Yesterday, the SEC adopted amendments to finalize rules implementing the submission and disclosure requirements in the Holding Foreign Companies Accountable Act (HFCAA). These amendments finalize the interim final rules adopted in March.
At a high level, the amendments do four things, as required under the HFCAA—most notably, establishing procedures to identify companies whose audit reports are issued by public accounting firms located in foreign jurisdictions where the PCAOB is unable to audit such firms because of a position taken by an authority in that jurisdiction (currently China and Hong Kong) and to impose trading prohibitions on such companies (which are referred to as Commission-Identified Issuers):
- Require Commission-Identified Issuers to submit documentation to the SEC via EDGAR establishing that, if true, it is not owned or controlled by a governmental entity in the public accounting firm’s foreign jurisdiction.
- This was adopted as proposed in the interim final amendments without modification. The SEC declined to provide an exclusive or non-exclusive list of what documentation may demonstrate that a Commission-Identified Issuer is not owned or controlled by the relevant governmental entity.
- Require that a Commission-Identified Issuer that is a "foreign issuer" provide certain additional disclosures in its annual report for itself and any of its consolidated foreign operating entities.
- This was adopted with a minor modification to the interim final amendments. The amended language in Forms 10-K, 20-F, 40-F and N-CSR is the same as the language in the interim final amendments, with the exception of the modification pertaining to VIE structures described below, and the requirement that a Commission-Identified Foreign Issuer provide the disclosures discussed above that are required by the HFCAA.
- With respect to VIE structures, the final amendments “make clear that the registrant must, in addition to providing the required disclosures for the Commission-Identified Foreign Issuer, look through a VIE or any structure that results in additional foreign entities being consolidated in the financial statements of the registrant and provide the required disclosures about any consolidated operating company or companies in the relevant jurisdiction.”
- Add a new Inline XBRL tagging requirement.
- In response to comments received on the interim final rules, the SEC will require Inline XBRL tagging of three additional data elements, applicable to annual report filings on Forms 10-K, 20-F, and 40-F that are submitted with XBRL presentations: (a) identity of the auditor (or auditors) who have provided opinions related to the financial statements presented in the issuer’s annual report, (b) the location where the auditor’s report has been issued, and (c) the PCAOB ID Number(s) of the audit firm(s) or branch(es) providing the opinion(s).
- Provide notice regarding the procedures the SEC has established to identify issuers and to impose trading prohibitions on the securities of certain Commission-Identified Issuers.

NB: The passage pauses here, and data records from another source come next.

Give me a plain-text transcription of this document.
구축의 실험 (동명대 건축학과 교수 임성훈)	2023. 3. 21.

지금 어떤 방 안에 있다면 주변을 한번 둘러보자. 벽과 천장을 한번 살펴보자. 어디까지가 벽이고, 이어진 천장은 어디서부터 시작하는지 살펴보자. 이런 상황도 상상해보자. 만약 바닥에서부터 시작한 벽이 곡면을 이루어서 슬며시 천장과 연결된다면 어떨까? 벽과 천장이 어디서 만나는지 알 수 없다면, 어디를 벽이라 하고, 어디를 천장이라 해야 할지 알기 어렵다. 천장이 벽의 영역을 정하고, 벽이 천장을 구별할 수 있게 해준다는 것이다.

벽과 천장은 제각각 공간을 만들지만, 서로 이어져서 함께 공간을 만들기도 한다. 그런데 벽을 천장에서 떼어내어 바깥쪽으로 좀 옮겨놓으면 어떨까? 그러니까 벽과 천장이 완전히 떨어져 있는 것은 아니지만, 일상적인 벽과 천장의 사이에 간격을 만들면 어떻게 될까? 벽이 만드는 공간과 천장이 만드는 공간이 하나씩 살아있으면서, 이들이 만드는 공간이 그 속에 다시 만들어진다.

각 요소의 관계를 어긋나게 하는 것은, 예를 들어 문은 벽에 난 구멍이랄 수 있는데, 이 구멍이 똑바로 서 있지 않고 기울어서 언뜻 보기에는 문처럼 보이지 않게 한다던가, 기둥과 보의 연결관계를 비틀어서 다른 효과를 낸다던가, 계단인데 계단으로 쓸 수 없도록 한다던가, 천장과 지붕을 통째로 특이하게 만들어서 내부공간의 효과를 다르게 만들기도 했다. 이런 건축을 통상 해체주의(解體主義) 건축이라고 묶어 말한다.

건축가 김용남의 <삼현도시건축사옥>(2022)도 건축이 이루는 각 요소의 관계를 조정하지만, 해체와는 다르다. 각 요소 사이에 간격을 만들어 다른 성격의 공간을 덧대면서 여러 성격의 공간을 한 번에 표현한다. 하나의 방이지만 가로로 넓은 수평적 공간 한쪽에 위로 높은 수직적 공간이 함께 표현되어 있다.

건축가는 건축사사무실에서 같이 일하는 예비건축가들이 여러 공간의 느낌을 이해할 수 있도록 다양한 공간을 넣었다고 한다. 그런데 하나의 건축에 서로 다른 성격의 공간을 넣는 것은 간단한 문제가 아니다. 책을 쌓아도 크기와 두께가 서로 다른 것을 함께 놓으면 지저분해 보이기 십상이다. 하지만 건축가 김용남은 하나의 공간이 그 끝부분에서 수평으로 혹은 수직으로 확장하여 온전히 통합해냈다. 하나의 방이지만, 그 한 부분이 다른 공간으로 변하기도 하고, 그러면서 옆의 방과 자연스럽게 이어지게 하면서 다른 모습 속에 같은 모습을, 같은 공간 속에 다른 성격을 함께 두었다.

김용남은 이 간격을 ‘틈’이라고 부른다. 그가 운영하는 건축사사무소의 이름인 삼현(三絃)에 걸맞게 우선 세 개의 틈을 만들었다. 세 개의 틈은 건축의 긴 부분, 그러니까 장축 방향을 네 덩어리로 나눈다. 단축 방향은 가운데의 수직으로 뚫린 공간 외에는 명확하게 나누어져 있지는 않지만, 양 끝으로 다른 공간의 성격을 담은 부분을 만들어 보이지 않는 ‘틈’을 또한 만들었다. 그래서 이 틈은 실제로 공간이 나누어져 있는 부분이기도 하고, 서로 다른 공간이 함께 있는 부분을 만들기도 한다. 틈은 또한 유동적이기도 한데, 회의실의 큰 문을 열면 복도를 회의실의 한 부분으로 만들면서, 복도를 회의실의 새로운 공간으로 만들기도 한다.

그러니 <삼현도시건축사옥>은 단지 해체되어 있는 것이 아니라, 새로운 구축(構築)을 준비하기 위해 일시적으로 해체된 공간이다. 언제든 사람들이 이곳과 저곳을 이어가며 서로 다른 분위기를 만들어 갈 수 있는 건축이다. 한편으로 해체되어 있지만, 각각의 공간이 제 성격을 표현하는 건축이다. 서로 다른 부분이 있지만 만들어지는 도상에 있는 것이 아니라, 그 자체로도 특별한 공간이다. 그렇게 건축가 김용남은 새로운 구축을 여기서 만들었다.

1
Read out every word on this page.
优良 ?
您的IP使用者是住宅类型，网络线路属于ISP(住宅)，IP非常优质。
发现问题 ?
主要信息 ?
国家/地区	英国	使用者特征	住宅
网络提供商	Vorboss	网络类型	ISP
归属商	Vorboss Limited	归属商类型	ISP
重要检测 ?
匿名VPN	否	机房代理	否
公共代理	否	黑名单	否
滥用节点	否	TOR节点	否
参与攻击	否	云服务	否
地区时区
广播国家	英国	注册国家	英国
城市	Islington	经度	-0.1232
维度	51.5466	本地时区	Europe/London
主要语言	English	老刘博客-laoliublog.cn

- Timing. The SEC confirmed: “The earliest that the Commission could identify a Commission-Identified Issuer would be after registrants file their annual reports for 2021 and identify the accounting firm that audited their financial statements.” On that basis, for calendar-year companies, the submission and disclosure requirements discussed above would be due by the annual report filing covering FY2022 that will be filed in 2023. It also means that for delisting purposes, 2022 would be the first non-inspection year, so the earliest “third-consecutive non-inspection year” would be in 2024 after the Commission-Identified Issuer files its annual report.
- Determination of Commission-Identified Issuers.
- Promptly after the filing of an annual report, the Director of the Division of Corporation Finance (under delegated authority) will evaluate, using Inline XBRL tagging or other structured data, whether the annual report contains an audit report signed by a PCAOB-Identified Firm to identify Commission-Identified Issuers.
- Once an issuer has been identified, the SEC will “provisionally identify” the issuer as a “Commission-Identified Issuer” on a website at www.sec.gov/HFCAA. The website will clearly delineate between provisional identifications and “conclusive identifications,” and companies will not be a Commission-Identified Issuer until a conclusive determination has been made. Such issuers have 15 business days after provisional identification to dispute the characterization. The SEC will not contact each issuer individually to notify them that they are a Commission-Identified Issuer. The website will also track the number of consecutive years a Commission-Identified Issuer has been published on the list and whether it has been subject to any prior trading prohibitions under the HFCAA.
- Process for Trading Prohibition.
- The adopting release incorporates certain language from the HFCAA. The exact timeline for when the SEC will delist an issuer after three consecutive non-inspection years remains imprecise. Per the adopting release, the SEC will “impose an initial trading prohibition and issue an order prohibiting the trading of an issuer’s securities on a national securities exchange and in the over-the-counter market as soon as practicable after the issuer has been determined to be a Commission-Identified Issuer for three consecutive years.” The SEC will implement the trading prohibition via stop orders, which will be issued and then go effective on the fourth business day after the order is published. If a stop order is published on a Monday, the trading prohibition would be effective starting at 12:00 a.m. (Washington, DC time) the Friday of that week.
- The HFCAA contemplates that the “retention” of a registered public accounting firm that the PCAOB is able to inspect will enable the SEC to lift the trading restriction. Consistent with the designation of Commission-Identified Issuers on the basis that signing the audit report is when a registered public accounting firm is “retained,” the same goes for lifting the restriction. A Commission-Identified Issuer must retain a non-PCAOB-identified firm and file financial statements that have been audited by such firm before the SEC will lift a trading prohibition.
- Addressing commenter concerns about transparency and advance notice of delistings, the SEC pointed to the website posting described above and concluded that with such website posting, “investors and market participants should have sufficient notice regarding whether a security that they hold or plan to hold is issued by a Commission-Identified Issuer and of the risk that such security may be subject to a trading prohibition in the future, including the timeline for implementation of such trading prohibition if the issuer remains a Commission-Identified Issuer.” The SEC further pointed to the four-day delay that will be reflected in its stop orders.